Mr. Clement, who outlined solutions to gaps in Canada’s anti-money-laundering actions in an article in FrontLine Magazine, is among the experts urging Ottawa to create a national registry to unmask the owners of shell companies.
Although federal, provincial and territorial officials are discussing the idea, it’s unclear when such a registry would be operational.
Mr. Clement also suggests Canada crack down on organized crime with legislation modelled on the U.S. Racketeer Influenced and Corrupt Organizations Act.

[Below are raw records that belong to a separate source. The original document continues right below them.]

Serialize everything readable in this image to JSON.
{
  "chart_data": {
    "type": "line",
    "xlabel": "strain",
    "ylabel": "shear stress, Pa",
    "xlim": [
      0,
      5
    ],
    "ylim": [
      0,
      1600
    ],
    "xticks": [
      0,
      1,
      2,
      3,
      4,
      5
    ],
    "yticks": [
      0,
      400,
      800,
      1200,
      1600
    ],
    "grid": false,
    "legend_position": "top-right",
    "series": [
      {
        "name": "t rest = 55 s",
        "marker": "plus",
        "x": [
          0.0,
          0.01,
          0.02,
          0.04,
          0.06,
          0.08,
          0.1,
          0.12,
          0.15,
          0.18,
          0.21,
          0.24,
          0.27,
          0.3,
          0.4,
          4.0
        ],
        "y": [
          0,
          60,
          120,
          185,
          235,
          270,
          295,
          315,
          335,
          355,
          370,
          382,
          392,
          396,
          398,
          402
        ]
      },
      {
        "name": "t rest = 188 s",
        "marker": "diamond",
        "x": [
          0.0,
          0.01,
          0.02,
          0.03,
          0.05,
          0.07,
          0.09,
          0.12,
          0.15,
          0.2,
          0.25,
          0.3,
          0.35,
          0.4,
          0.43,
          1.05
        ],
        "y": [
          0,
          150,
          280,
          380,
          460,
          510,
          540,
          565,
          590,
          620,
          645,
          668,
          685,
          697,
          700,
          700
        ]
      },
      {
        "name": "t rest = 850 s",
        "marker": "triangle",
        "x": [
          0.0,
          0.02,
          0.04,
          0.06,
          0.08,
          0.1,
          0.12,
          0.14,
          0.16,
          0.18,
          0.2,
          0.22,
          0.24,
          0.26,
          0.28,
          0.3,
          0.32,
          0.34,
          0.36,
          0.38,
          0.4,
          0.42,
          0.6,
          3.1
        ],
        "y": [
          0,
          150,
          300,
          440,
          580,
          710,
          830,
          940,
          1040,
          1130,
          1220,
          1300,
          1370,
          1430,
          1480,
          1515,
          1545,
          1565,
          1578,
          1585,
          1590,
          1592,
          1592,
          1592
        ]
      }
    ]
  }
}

The RCMP, meanwhile, should overhaul its compensation model to ensure it has enough experienced financial crime investigators, he said. At present, salary increases are tied to rank rather than specialization.
Federal legislators cannot afford to be blasé. Illicit money is inflating home prices, fuelling the opioid crisis and, according to the United Nations, threatening the global economic recovery.
“As much as Canada likes to let on that they’ve taken this seriously, for the last decade we haven’t even been a player in the game,” Mr. Clement said.
He’s right and the rest of the world knows it.